My Little Corner of the World

My dad and his friends all love the outdoors. They head to the Sierra nearly every chance they get. When they come to a point where there are forests, mountains, and lakes as far as they can see, my dad’s friend John likes to point out: “There are millions of people in California and we’re the only ones here.”

California is a crowded place – not just in the cities or on the roads, but even in campgrounds and on hiking trails. We can’t just spontaneously head out for a weekend camping trip because often there aren’t any available spaces. Campgrounds at some popular parks and beaches fill up months in advance.

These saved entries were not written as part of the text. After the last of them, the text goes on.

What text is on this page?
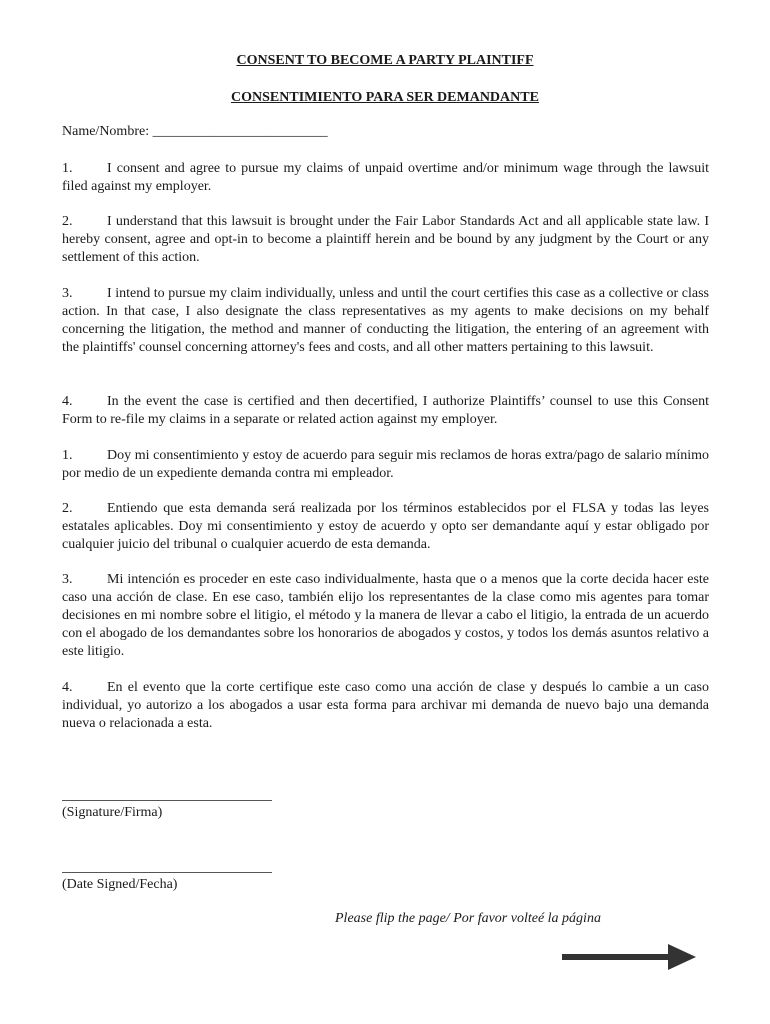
CONSENT TO BECOME A PARTY PLAINTIFF
CONSENTIMIENTO PARA SER DEMANDANTE
Name/Nombre: _________________________
1. I consent and agree to pursue my claims of unpaid overtime and/or minimum wage through the lawsuit filed against my employer.
2. I understand that this lawsuit is brought under the Fair Labor Standards Act and all applicable state law. I hereby consent, agree and opt-in to become a plaintiff herein and be bound by any judgment by the Court or any settlement of this action.
3. I intend to pursue my claim individually, unless and until the court certifies this case as a collective or class action. In that case, I also designate the class representatives as my agents to make decisions on my behalf concerning the litigation, the method and manner of conducting the litigation, the entering of an agreement with the plaintiffs' counsel concerning attorney's fees and costs, and all other matters pertaining to this lawsuit.
4. In the event the case is certified and then decertified, I authorize Plaintiffs’ counsel to use this Consent Form to re-file my claims in a separate or related action against my employer.
1. Doy mi consentimiento y estoy de acuerdo para seguir mis reclamos de horas extra/pago de salario mínimo por medio de un expediente demanda contra mi empleador.
2. Entiendo que esta demanda será realizada por los términos establecidos por el FLSA y todas las leyes estatales aplicables. Doy mi consentimiento y estoy de acuerdo y opto ser demandante aquí y estar obligado por cualquier juicio del tribunal o cualquier acuerdo de esta demanda.
3. Mi intención es proceder en este caso individualmente, hasta que o a menos que la corte decida hacer este caso una acción de clase. En ese caso, también elijo los representantes de la clase como mis agentes para tomar decisiones en mi nombre sobre el litigio, el método y la manera de llevar a cabo el litigio, la entrada de un acuerdo con el abogado de los demandantes sobre los honorarios de abogados y costos, y todos los demás asuntos relativo a este litigio.
4. En el evento que la corte certifique este caso como una acción de clase y después lo cambie a un caso individual, yo autorizo a los abogados a usar esta forma para archivar mi demanda de nuevo bajo una demanda nueva o relacionada a esta.
(Signature/Firma)
(Date Signed/Fecha)
Please flip the page/ Por favor volteé la página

Heading out for a hike can pose a problem, too. There may be no parking available, or the trail may be so busy that we’ll end up sandwiched between other hikers.

Living somewhere like this, you start to appreciate the little things that can keep the crowds away. “It rained yesterday, so the trails will be muddy and most people won’t want to get dirty!”, I’ll say triumphantly. “Let’s go!” (Of course, you may head out in not-so-optimal conditions only to find that everyone else had the same idea.)


Lately, I think the crowds are down simply because it’s winter, and many people don’t associate winter with being outside. Even though, in the Bay Area, winter usually brings a few gorgeous 60 degree days. The recent bout of sunshine has brought more people outside, but it’s not the usual hoards.

We’re eating it up. Despite our love of the City, the opportunity to be outside without the rest of the state has driven us across the bridge on most weekends.

We don’t even need to go very far. Just across the Golden Gate Bridge, the Marin Headlands offers the chance to sit on the beach or take a hike into the gentle Marin hills.

It’s close enough that we can go late in the afternoon, when there are only a few daylight hours left, and still feel like we enjoyed the best of the Bay Area on our own.


As spring approaches, we’re taking every chance we have to say to each other, “Millions of people in California — hundreds of thousands in the Bay Area alone! — and we get to have all this, all to ourselves.”